Hindi, Urdu: ... dekhaa ... dekhaa

MonsieurGonzalito

Senior Member
Castellano de Argentina
Friends,

The "dekhaa ... dekhaa ..." below, how can it be translated?

In lyrics websites they say "I tried to understand, I tried to appease/entertain it"
The whole idea is, that one's feelings can't be denied.

Would dekhaa be an adverb here (in sight of)? Or a noun (sight)? Or the participle of dekhaanaa (I saw)?
Is it a usual expression when one tries one thing after another?
If so, does it require what is tried (samjhaanaa, behlaanaa) to be in absolutive?
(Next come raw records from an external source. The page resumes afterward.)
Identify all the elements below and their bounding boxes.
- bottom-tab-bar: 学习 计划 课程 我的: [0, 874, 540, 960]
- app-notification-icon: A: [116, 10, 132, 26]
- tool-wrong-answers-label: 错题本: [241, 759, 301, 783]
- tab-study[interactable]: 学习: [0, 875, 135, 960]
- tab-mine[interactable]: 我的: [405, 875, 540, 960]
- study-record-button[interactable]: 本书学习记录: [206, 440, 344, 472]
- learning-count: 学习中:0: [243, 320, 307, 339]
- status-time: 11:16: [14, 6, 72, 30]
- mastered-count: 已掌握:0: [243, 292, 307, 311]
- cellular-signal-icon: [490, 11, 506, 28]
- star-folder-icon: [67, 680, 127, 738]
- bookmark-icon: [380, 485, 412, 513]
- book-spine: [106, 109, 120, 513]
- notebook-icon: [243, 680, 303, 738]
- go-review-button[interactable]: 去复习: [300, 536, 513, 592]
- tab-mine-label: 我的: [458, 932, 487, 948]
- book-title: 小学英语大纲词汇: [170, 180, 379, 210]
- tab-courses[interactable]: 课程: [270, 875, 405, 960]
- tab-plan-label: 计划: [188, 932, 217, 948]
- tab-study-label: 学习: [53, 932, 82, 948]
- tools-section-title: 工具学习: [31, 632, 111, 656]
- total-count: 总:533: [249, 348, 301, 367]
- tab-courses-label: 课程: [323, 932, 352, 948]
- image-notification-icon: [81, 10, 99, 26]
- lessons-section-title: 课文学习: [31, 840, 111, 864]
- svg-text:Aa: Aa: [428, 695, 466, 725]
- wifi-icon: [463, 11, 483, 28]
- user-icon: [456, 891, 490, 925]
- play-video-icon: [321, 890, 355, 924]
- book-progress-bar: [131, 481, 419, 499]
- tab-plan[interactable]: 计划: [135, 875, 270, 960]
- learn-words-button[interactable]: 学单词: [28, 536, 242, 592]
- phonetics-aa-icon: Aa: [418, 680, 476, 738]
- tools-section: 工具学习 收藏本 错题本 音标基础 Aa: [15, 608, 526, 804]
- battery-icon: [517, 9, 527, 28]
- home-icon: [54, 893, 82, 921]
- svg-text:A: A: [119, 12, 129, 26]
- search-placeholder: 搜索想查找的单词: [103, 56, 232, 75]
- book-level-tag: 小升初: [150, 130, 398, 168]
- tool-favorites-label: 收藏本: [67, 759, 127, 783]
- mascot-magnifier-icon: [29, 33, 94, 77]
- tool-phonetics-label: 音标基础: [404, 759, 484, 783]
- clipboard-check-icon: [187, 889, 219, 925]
jitnii thii xushiyaamN sab kho chukii hai, bas ek Gam hai ki jaataa nahiiN
samjhaa ke dekhaa bahlaa ke dekhaa, dil hai kii chain is ko aataa nahiiN


Thanks in advance for any help.

[The verses belong to the famous Bollywood song and movie "Kabhi Alvida Na Kehna"]
 
  • aevynn

    Senior Member
    USA
    English, Hindustani
    Any verb X in the absolutive(/conjunctive) plus dekhnaa forms a complex predicate meaning "to try to do X," and the dekhaa in the lyrics is the perfective participle of dekhnaa. The construction doesn't inherently carry a sense of "trying one thing after another" --- the lyrics carry this sense, but it's largely because of the parallel structure. For a non-reduplicated example... If someone is being fussy about eating something, you might say:

    खाके तो देख, शायद अच्छा लगे।​
    کھا کے تو دیکھ، شاید اچھا لگے۔​
    khaake to dekh, shaayad acchaa lage.
    Try (eating) it, you might like it.​
     
    Last edited:

    Dib

    Senior Member
    Bengali (India)
    I agree to aevynn's explanation of the grammar, but I think the exact sense is not quite "to try to do X", it is more like "to do X and then see what comes out of it". "To try to do X" has no implication whether the action X does eventually get performed or not. That depends on the result of the "try" part. Hindi "X kar ke dekh-" implies that the action "X" actually gets performed, and then comes the reckoning of the results.

    Let me give an example to explain what I mean. These days, India is (or at least it was till a week ago) under a strict lock-down with no public transport running. If someone wants to go to Agra from Gwalior, and you want to tell them, "Sure, try to go to Agra, but I don't think, you can", you won't say, *"Thiik hai, aagraa jaa ke dekh, lekin mujhe nahiiN lagtaa tuu jaa paaegaa", because you antecipate that the action in question (jaa-) cannot actually be performed. You can however say, "Thiik hai, aagraa jaane kii koshish kar (ke dekh), lekin mujhe nahiiN lagta tuu jaa paaegaa." Here, the "try" part is translated literally by "koshish karnaa", and because the action thus expressed (to try) can certainly be performed whatever the result, you can also add the "ke dekh" to it, if you wish.

    Caveat: I hope, I am not imposing the Bengali semantics of the parallel construction on Hindi. Please wait for confirmation.

    ---

    In many instances, English "to try something" (not "to try to do something") corresponds to a Hindi "... kar ke dekh-" construction, because English keeps the actual action verb implicit, which Hindi makes explicit, e.g.
    Try this food = ye chiiz/khaanaa khaa ke dekh
    Try this dress = ye kapRaa pahan ke dekh
    Try the metro (transport) = meTro se jaa ke dekh
     

    MonsieurGonzalito

    Senior Member
    Castellano de Argentina
    Now that I think about this, another song comes to mind, (with Braj elements): "Rang".
    It might be playing with the literal sense of "looking" in those sacred cities/directions, and "trying" them, (but never finding anything like the [color of the] master/lover).

    e, gokul dekhaa,
    mathuraa dekhaa
    puurab dekhaa,
    pashchim dekhaa,
    uttar dekhaa,
    dakkhin dekhaa,

    par tosaa na koii
    raNg dekhaa, rē!
     

    littlepond

    Senior Member
    Hindi
    Now that I think about this, another song comes to mind, (with Braj elements): "Rang".
    It might be playing with the literal sense of "looking" in those sacred cities/directions, and "trying" them, (but never finding anything like the [color of the] master/lover).

    Yes, just like in the English phrase "have seen it all", the sense of experiencing is implied by "see".

    In the song again, the "see" is working as "experience".